For a movie built on characters, the film is not a particularly subtle work in any regard. Subtext is repeatedly articulated throughout, and the villain is required to act in a deeply incongruous manner. Narrative contrivances that might skate by in a 46-minute episode, broken up by commercials, here stick out like a sore thumb, be it laughably vague insights by the pivotal character of Father Joe (Billy Connelly) or wild leaps of logic that help maneuver Scully into place for the finale.

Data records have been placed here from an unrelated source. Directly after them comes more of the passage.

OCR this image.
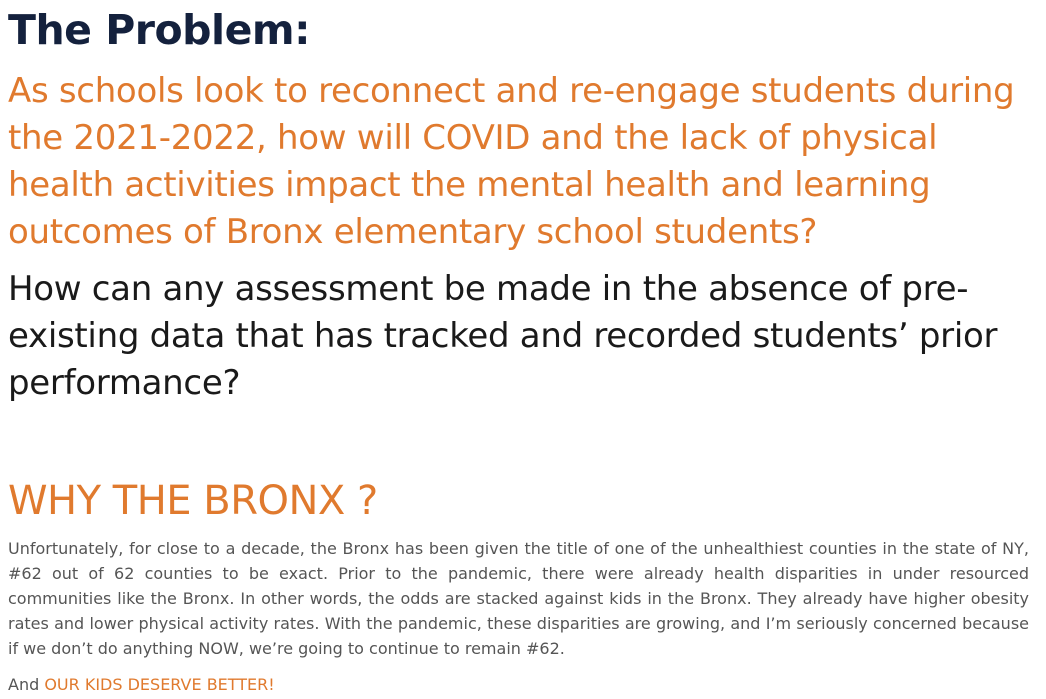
The Problem:

As schools look to reconnect and re-engage students during the 2021-2022, how will COVID and the lack of physical health activities impact the mental health and learning outcomes of Bronx elementary school students?

How can any assessment be made in the absence of pre-existing data that has tracked and recorded students’ prior performance?

WHY THE BRONX ?

Unfortunately, for close to a decade, the Bronx has been given the title of one of the unhealthiest counties in the state of NY, #62 out of 62 counties to be exact. Prior to the pandemic, there were already health disparities in under resourced communities like the Bronx. In other words, the odds are stacked against kids in the Bronx. They already have higher obesity rates and lower physical activity rates. With the pandemic, these disparities are growing, and I’m seriously concerned because if we don’t do anything NOW, we’re going to continue to remain #62.

And OUR KIDS DESERVE BETTER!
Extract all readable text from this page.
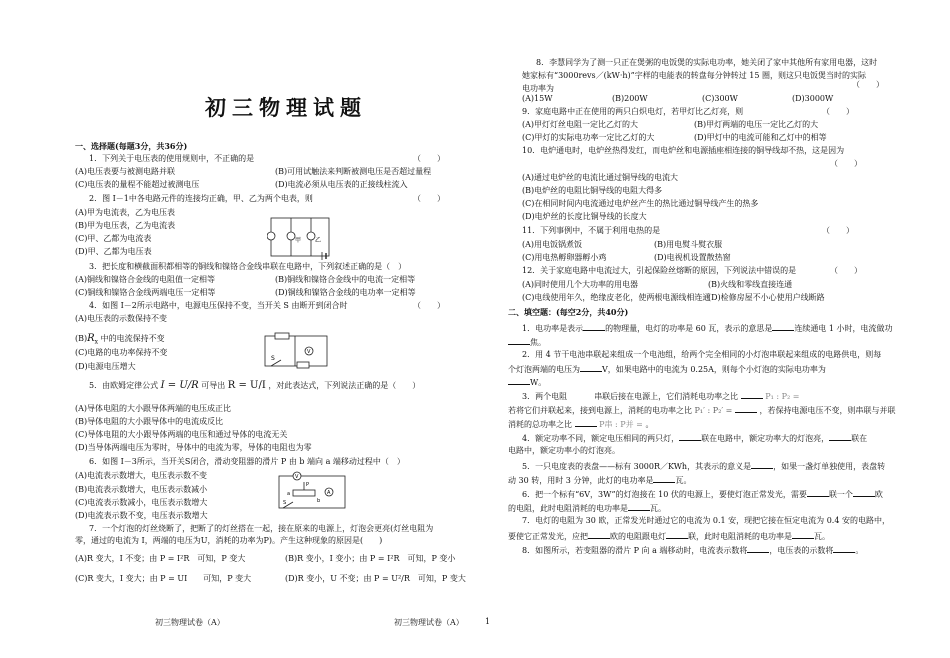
初三物理试题
一、选择题(每题3分，共36分)
1．下列关于电压表的使用规则中，不正确的是	（　　）
(A)电压表要与被测电路并联	(B)可用试触法来判断被测电压是否超过量程
(C)电压表的量程不能超过被测电压	(D)电流必须从电压表的正接线柱流入
2．图 I－1中各电路元件的连接均正确，甲、乙为两个电表，则	（　　）
(A)甲为电流表，乙为电压表
(B)甲为电压表，乙为电流表
(C)甲、乙都为电流表
(D)甲、乙都为电压表
甲 乙
3．把长度和横截面积都相等的铜线和镍铬合金线串联在电路中，下列叙述正确的是（　）
(A)铜线和镍铬合金线的电阻值一定相等	(B)铜线和镍铬合金线中的电流一定相等
(C)铜线和镍铬合金线两端电压一定相等	(D)铜线和镍铬合金线的电功率一定相等
4．如图 I－2所示电路中，电源电压保持不变，当开关 S 由断开到闭合时	（　　）
(A)电压表的示数保持不变
$(B)R_x$ 中的电流保持不变
(C)电路的电功率保持不变
(D)电源电压增大
S
V
5．由欧姆定律公式 I = U/R 可导出 R = U/I ，对此表达式，下列说法正确的是（　　）
(A)导体电阻的大小跟导体两端的电压成正比
(B)导体电阻的大小跟导体中的电流成反比
(C)导体电阻的大小跟导体两端的电压和通过导体的电流无关
(D)当导体两端电压为零时，导体中的电流为零，导体的电阻也为零
6．如图 I－3所示，当开关S闭合，滑动变阻器的滑片 P 由 b 端向 a 端移动过程中（　）
(A)电流表示数增大，电压表示数不变
(B)电流表示数增大，电压表示数减小
(C)电流表示数减小，电压表示数增大
(D)电流表示数不变，电压表示数增大
V
A
P
a
b
S
7．一个灯泡的灯丝烧断了，把断了的灯丝搭在一起，接在原来的电源上，灯泡会更亮(灯丝电阻为
零，通过的电流为 I，两端的电压为U，消耗的功率为P)。产生这种现象的原因是(　　)
(A)R 变大，I 不变；由 P = I²R　可知，P 变大	(B)R 变小，I 变小；由 P = I²R　可知，P 变小
(C)R 变大，I 变大；由 P = UI　　可知，P 变大	(D)R 变小，U 不变；由 P = U²/R　可知，P 变大
初三物理试卷（A）
8．李慧同学为了测一只正在煲粥的电饭煲的实际电功率，她关闭了家中其他所有家用电器，这时
她家标有“3000revs／(kW·h)”字样的电能表的转盘每分钟转过 15 圈，则这只电饭煲当时的实际
电功率为	（　　）
(A)15W	(B)200W	(C)300W	(D)3000W
9．家庭电路中正在使用的两只白炽电灯，若甲灯比乙灯亮，则	（　　）
(A)甲灯灯丝电阻一定比乙灯的大	(B)甲灯两端的电压一定比乙灯的大
(C)甲灯的实际电功率一定比乙灯的大	(D)甲灯中的电流可能和乙灯中的相等
10．电炉通电时，电炉丝热得发红，而电炉丝和电源插座相连接的铜导线却不热，这是因为
（　　）
(A)通过电炉丝的电流比通过铜导线的电流大
(B)电炉丝的电阻比铜导线的电阻大得多
(C)在相同时间内电流通过电炉丝产生的热比通过铜导线产生的热多
(D)电炉丝的长度比铜导线的长度大
11．下列事例中，不属于利用电热的是	（　　）
(A)用电饭锅煮饭	(B)用电熨斗熨衣服
(C)用电热孵卵器孵小鸡	(D)电视机设置散热窗
12．关于家庭电路中电流过大，引起保险丝熔断的原因，下列说法中错误的是	（　　）
(A)同时使用几个大功率的用电器	(B)火线和零线直接连通
(C)电线使用年久，绝缘皮老化，使两根电源线相连通
(D)检修房屋不小心使用户线断路
二、填空题：(每空2分，共40分)
1．电功率是表示	的物理量，电灯的功率是 60 瓦，表示的意思是	连续通电 1 小时，电流做功
焦。
2．用 4 节干电池串联起来组成一个电池组，给两个完全相同的小灯泡串联起来组成的电路供电，则每
个灯泡两端的电压为	V，如果电路中的电流为 0.25A，则每个小灯泡的实际电功率为
W。
3．两个电阻	串联后接在电源上，它们消耗电功率之比	P₁ : P₂ =
若将它们并联起来，接到电源上，消耗的电功率之比 P₁′ : P₂′ =	，若保持电源电压不变，则串联与并联
消耗的总功率之比	P串 : P并 = 。
4．额定功率不同，额定电压相同的两只灯，	联在电路中，额定功率大的灯泡亮，	联在
电路中，额定功率小的灯泡亮。
5．一只电度表的表盘——标有 3000R／KWh，其表示的意义是	，如果一盏灯单独使用，表盘转
动 30 转，用时 3 分钟，此灯的电功率是	瓦。
6．把一个标有“6V，3W”的灯泡接在 10 伏的电源上，要使灯泡正常发光，需要	联一个	欧
的电阻，此时电阻消耗的电功率是	瓦。
7．电灯的电阻为 30 欧，正常发光时通过它的电流为 0.1 安，现把它接在恒定电流为 0.4 安的电路中，
要使它正常发光，应把	欧的电阻跟电灯	联，此时电阻消耗的电功率是	瓦。
8．如图所示，若变阻器的滑片 P 向 a 端移动时，电流表示数将	，电压表的示数将	。
初三物理试卷（A）	1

Though The X-Files: I Want to Believe is not flat-out terrible, one keeps waiting for it to get better. Hardcore fans will spin this fact, and embrace the movie; others, however, will bear witness to its false promise, and be left wanting to believe.
Ironic, then, that 20th Century Fox's quiescent sales job may ultimately cost the film the sort of first-weekend box office splash that would have set up a franchise more firmly, and allowed Carter the chance to rectify these problems with a trilogy-ending capper.